2. Усиление P0 вирус

  1. P0 образцы часто содержат недостаточное вирусного титра для последующих экспериментов 2. Усиление шаг в VeroE6 клеток, что клон африканских зеленых мартышек почек (Vero) клеток не хватает IFN-alpha/beta генов 18,19, увеличивает вирусную титра до максимального уровня. Кроме того, другим клеткам не хватает типа я ИФН ответов, таких как клетки Hec1B 20 или MEF клетки IFNAR1-нокаутных мышей 21 mighт быть использованы для этого шага.
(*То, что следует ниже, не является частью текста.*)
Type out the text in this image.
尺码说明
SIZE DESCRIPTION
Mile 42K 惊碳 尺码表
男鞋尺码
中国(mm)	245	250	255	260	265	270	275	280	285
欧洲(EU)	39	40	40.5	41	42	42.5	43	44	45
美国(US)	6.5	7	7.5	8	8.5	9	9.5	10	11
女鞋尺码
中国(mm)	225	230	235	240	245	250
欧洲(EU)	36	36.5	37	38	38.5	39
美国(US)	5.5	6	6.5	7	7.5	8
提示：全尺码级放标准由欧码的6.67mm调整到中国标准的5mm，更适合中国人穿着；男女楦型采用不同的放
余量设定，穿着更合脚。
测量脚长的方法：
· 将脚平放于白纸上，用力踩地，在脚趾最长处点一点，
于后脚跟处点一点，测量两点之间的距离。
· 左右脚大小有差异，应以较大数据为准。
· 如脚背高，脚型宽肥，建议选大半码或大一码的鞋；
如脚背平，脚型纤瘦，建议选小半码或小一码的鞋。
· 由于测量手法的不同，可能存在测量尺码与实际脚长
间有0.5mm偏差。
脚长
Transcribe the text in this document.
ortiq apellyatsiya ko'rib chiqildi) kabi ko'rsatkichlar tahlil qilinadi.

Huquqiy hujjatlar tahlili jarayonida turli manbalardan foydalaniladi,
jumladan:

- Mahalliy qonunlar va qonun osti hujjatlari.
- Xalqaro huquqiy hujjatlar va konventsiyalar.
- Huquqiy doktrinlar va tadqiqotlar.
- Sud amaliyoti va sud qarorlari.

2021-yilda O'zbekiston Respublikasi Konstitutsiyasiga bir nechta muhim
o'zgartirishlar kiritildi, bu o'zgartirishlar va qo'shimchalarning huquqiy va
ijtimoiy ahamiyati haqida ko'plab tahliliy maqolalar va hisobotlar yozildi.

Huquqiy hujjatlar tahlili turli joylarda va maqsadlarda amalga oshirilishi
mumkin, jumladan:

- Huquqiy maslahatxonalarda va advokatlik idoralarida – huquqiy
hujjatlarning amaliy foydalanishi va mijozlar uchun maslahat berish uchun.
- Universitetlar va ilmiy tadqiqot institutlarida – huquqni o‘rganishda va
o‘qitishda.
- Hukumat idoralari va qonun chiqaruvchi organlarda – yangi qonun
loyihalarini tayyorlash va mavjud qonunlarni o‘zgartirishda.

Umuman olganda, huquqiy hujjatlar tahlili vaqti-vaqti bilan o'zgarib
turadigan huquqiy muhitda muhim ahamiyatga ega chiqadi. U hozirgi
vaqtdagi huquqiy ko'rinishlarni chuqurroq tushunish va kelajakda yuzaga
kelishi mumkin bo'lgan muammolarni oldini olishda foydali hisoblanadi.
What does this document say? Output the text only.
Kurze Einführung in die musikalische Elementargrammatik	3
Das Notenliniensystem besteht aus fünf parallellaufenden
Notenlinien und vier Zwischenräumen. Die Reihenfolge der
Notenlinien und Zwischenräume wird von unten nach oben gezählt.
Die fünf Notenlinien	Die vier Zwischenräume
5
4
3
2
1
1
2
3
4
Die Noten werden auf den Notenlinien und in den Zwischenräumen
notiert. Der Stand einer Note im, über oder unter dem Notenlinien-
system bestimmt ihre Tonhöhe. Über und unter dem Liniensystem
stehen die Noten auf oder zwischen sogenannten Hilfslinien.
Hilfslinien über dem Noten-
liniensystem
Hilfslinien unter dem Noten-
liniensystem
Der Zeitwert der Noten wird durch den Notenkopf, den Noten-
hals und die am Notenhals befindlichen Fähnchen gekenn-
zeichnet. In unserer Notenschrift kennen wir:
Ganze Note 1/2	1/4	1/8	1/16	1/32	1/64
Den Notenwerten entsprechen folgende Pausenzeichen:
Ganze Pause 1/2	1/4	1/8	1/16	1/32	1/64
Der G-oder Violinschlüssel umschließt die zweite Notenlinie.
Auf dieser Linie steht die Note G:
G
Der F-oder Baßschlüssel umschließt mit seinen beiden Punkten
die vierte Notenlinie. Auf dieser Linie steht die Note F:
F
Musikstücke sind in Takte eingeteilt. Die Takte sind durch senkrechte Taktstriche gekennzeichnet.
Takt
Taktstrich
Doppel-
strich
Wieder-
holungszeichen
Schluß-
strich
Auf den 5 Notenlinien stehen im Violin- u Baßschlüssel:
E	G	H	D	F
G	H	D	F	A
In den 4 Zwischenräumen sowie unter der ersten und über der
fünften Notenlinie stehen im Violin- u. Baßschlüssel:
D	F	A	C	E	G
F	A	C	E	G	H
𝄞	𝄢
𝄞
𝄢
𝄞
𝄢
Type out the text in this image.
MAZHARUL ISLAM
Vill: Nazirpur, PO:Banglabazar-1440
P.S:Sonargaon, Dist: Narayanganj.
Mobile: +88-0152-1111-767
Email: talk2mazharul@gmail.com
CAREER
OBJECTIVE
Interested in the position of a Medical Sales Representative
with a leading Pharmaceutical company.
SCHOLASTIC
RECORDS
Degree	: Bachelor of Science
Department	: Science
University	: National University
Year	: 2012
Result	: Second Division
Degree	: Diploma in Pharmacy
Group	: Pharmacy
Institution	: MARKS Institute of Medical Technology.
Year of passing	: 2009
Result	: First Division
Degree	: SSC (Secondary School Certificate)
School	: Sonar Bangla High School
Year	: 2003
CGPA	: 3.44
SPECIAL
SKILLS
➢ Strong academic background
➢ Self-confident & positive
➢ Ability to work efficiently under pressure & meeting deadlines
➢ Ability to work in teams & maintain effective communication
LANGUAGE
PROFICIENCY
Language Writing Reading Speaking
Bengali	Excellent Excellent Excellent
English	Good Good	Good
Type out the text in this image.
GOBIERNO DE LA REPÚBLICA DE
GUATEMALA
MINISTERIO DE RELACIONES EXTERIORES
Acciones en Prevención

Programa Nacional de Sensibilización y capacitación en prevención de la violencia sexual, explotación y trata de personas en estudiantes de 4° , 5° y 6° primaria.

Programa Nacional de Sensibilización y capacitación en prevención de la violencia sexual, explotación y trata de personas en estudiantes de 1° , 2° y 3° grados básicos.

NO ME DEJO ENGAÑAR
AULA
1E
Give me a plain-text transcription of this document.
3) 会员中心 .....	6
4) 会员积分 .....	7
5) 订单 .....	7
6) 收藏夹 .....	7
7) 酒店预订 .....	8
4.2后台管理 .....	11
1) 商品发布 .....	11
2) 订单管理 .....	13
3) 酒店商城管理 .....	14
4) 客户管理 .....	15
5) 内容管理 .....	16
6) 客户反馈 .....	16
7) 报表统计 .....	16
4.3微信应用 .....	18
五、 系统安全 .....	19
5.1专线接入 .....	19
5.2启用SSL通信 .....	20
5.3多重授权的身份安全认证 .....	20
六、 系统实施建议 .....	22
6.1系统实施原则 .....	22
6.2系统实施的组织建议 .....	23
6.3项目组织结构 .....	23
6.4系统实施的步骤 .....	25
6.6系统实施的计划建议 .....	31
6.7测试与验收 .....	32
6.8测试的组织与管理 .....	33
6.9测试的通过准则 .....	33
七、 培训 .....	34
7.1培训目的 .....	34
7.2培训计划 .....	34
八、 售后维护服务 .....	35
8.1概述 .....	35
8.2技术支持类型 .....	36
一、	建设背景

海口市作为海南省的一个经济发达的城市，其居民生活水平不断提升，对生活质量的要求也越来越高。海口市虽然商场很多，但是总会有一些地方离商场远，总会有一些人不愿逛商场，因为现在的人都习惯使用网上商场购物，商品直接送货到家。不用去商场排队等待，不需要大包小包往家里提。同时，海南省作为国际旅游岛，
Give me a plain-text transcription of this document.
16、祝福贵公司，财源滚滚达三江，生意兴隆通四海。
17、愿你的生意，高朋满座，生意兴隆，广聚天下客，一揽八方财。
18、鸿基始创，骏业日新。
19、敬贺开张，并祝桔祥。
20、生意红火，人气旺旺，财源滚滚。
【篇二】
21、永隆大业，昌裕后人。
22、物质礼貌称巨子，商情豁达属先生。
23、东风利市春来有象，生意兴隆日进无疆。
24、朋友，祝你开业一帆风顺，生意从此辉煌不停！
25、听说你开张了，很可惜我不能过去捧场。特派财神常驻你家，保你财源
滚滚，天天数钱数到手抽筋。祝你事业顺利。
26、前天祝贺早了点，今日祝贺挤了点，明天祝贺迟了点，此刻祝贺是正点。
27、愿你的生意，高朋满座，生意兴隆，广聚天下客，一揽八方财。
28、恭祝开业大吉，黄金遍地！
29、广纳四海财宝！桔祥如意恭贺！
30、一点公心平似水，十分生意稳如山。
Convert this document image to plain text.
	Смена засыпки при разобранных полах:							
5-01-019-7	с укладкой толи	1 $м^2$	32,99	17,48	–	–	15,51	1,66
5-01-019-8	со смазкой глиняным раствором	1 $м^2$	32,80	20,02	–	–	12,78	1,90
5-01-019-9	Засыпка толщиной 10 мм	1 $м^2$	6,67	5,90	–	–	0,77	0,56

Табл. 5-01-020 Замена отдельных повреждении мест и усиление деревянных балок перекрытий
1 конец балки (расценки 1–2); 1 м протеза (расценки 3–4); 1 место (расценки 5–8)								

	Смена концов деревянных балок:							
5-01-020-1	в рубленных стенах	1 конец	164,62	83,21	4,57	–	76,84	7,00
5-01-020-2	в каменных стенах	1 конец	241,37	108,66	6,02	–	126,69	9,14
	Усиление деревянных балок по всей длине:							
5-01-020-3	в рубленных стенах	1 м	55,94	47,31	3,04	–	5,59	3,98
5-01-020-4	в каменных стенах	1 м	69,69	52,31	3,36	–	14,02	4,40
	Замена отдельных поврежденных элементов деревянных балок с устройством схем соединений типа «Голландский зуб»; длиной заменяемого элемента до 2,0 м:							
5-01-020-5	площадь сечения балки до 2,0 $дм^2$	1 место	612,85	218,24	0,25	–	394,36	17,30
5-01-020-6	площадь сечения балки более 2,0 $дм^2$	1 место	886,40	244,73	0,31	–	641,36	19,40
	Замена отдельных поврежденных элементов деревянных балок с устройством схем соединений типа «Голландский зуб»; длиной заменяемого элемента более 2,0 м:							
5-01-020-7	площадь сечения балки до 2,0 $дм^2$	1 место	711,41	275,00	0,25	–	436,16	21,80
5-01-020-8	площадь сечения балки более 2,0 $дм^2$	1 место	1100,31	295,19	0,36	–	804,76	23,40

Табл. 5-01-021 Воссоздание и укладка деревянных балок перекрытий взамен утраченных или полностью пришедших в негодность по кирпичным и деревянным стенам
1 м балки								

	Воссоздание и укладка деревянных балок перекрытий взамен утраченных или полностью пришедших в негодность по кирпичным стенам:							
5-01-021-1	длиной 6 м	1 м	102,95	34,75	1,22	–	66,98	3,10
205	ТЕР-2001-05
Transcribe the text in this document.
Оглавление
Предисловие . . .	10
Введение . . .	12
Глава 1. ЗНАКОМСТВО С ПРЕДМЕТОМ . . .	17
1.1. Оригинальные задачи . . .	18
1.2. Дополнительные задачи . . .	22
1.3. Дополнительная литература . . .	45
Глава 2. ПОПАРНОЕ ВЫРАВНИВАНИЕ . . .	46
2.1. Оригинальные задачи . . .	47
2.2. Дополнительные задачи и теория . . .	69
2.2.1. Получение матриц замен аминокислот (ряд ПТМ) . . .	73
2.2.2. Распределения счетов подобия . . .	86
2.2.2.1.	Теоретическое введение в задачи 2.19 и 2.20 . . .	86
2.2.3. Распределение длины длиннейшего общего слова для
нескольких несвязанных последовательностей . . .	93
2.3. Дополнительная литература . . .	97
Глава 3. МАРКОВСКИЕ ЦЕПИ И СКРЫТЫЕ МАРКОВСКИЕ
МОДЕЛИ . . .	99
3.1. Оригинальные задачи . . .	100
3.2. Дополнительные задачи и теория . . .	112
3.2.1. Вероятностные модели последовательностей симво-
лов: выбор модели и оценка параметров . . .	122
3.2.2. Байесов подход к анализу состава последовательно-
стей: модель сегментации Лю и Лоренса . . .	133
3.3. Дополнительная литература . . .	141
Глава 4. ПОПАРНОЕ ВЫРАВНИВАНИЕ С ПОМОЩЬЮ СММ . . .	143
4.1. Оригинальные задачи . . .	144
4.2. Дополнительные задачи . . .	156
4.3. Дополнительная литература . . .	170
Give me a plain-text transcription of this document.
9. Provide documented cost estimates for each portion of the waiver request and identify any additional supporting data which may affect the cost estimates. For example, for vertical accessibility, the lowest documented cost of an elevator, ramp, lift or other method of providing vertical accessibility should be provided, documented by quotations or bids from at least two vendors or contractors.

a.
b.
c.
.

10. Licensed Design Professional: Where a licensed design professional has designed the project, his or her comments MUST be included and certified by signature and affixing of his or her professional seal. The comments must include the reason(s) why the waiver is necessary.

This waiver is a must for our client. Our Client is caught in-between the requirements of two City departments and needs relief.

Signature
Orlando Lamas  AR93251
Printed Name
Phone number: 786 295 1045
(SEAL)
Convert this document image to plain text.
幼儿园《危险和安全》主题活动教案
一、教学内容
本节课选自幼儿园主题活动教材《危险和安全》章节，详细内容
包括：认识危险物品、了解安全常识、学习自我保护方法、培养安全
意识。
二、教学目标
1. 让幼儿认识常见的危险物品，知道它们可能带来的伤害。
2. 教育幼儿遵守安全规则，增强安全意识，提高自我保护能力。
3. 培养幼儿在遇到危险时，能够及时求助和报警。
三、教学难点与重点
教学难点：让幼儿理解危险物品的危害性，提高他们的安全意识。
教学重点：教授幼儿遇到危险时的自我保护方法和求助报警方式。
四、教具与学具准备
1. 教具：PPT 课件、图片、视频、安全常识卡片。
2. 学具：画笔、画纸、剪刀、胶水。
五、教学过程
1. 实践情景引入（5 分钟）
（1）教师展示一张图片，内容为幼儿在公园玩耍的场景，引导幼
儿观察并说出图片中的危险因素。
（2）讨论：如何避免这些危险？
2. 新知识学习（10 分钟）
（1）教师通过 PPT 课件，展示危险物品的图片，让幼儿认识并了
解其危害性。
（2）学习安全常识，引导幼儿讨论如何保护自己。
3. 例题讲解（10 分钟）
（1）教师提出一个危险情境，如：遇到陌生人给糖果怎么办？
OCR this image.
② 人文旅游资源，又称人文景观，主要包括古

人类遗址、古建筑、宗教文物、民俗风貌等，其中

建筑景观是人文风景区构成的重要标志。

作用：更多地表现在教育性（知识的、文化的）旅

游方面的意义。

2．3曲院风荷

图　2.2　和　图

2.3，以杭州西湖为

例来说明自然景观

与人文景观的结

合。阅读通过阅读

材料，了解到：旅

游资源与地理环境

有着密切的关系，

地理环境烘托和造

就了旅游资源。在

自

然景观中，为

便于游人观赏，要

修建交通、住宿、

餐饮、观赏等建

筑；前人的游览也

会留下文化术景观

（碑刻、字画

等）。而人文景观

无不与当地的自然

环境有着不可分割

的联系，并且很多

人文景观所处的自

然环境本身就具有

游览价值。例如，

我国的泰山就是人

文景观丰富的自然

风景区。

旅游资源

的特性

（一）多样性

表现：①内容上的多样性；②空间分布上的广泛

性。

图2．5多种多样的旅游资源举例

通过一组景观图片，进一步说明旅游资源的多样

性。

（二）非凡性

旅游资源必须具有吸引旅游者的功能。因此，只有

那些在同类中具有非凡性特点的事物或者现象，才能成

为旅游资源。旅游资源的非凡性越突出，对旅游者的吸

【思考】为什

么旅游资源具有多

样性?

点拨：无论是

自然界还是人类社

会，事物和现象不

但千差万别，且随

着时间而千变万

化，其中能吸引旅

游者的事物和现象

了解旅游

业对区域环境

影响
Распространение VeroE6 клеток в 10-см блюд в модифицированной минимальный Дульбеко необходимой среде (DMEM) (Invitrogen, Cat # 11965092), содержащей 10% FBS, пенициллин-стрептомицина (пенициллин: 100 Ед / мл, стрептомицин: 100 мг / мл), и инкубировать при 37 ° C в инкубаторе с 5% CO 2, пока они не достигнут 80% слияния.
    * Рекомбинантный MP-12 штаммов кодирования мутант НЗ часто не в состоянии повторить эффективно типа я ИФН-компетентных клеток.
  2. Смешайте 300 мл P0 образцов с 2,7 мл DMEM с 10% FBS и пенициллин-стрептомицина. Удалить из культуральной среде VeroE6 клетки, начиная с шага 2.1 и заменить разбавленным P0 образца. Инкубировать при 37 ° С в течение 1 ч в инкубаторе с 5% CO 2.
  3. Удалить инокулята и добавить 10 мл DMEM с 10% FBS и пенициллин-стрептомицина к каждому блюду.
  4. Инкубировать при 37 ° С в течение от 3 до 4 дней, пока CPE из VeroE6 клетки становится очевидной.
    * Нарушение монослоя происходит во время МП-12 инфекции, whilэлектронной рекомбинантный MP-12 не хватает НЗ, такие как rMP12-C13type (C13type) (рис. 4), не нарушает монослоя, но число погибших плавающие клетки появляются от 2 до 3 дней после заражения.
  5. Урожай супернатант от 3 до 4 точек на дюйм, как описано в разделах 1.9) и 1,10), а также назначить образцов E6P1.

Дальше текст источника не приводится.